If you decide to trade in, negotiate the price of the new car first. Then negotiate the value of the trade against that value. Treat them as two separate transactions. Don't bundle it - it is really easy for dealers to pull a shell game that way.
posted by Pogo_Fuzzybutt at 2:42 PM on January 8, 2014

Best answer: First, contact Ally and determine your payoff amount. Then check Kelly Blue Book values for your car, personally, I've always taken the step down from the condition that I think it is. If my options are excellent, good, fair, and poor and I firmly think my car is in good condition, I'll still base my plan on it being rated as "fair."

Now you should have a reasonable idea of what you need to sell the car for and what the market will bear. If these two numbers match or are near each other, then you can start determining what car you can afford and what you want. You can then take all this information to a dealer for either a new or a used car. I would also contact Ally and tell them you are expecting to buy a new car in a specific price range and ask them for a quote on a new loan for that car. You can use this to negotiate a better rate from the dealer or run with Ally if it can't be beat.

What will happen next is you will (hopefully) sell the car to the dealer for what you owe and a bit more, the dealer will take what you owe and cut a check to Ally. They will either pocket the bit more (unlikely) or apply the bit more to the total price of the new manual transmission car. Then either through your own financing company like Ally, or through the dealership's financial compay, you will then get a loan for the new car. After Ally gets the check to payoff your loan, the title will then go to the dealership. Depending on what state you are in, you will either then get the title for your new car with a lienholder listed on it, or your lienholder will get the title and you get it once it's paid off.

One side note, call dealers before you show up wanting to test drive a manual. At least here in the States, most dealerships only have one or two manual transmissions on the lot. I've bought two manuals from new car dealers and the first one I had to order and wait six weeks for. The second, I got really lucky and they had the exact car I wanted on the lot. But that was only after going to 4 different dealerships for 4 different car makers.
posted by teleri025 at 3:10 PM on January 8, 2014

I'll just chime in to say that I did this sort of thing.

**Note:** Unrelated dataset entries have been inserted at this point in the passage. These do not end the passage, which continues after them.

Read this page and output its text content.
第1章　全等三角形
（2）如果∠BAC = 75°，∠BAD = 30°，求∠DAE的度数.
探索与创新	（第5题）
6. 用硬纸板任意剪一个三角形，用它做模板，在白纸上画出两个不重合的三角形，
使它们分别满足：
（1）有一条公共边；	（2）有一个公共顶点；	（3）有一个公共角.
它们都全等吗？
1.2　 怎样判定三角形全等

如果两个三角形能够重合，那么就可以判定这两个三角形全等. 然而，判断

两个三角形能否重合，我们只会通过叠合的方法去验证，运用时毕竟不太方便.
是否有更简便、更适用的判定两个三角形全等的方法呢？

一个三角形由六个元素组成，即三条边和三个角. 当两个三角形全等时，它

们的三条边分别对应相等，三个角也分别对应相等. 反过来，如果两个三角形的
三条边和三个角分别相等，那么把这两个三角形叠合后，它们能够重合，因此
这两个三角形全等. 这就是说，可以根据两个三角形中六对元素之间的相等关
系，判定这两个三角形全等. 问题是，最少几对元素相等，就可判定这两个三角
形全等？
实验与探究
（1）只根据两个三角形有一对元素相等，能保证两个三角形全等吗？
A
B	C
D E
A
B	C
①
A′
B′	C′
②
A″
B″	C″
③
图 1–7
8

In addition to being an automatic, my car had low profile tires, and Chicago's post crash street situation ruined each of them and then another one over the course of a year. It probably cost me a fair bit, but I have never, ever regretted the decision.
posted by wotsac at 3:17 PM on January 8, 2014

Best answer: I was in your exact situation. I sold the car. It was actually a pretty simple transaction, just a few forms to fill out to get the loan paid off, title transferred directly to the buyer. Inquire with Ally how to do this.

Any other arrangement is ceding control of the situation to someone else's benefit. A private party sale will get you the most value out of your car, and since you don't NEED to sell your car right now, time is on your side.

I happened to do this concurrently to buying a new car, and it worked out ok, but if you can stand to not have a car while you look, I would sell first.

BTW, I never regretted any of this, other than getting the wrong car in the first place.
posted by danny the boy at 4:47 PM on January 8, 2014

I have been in the same boat (more times than I care to say) and used jquinby's method #4. It hurt, and it wasn't fun, but if you're stuck, you're stuck.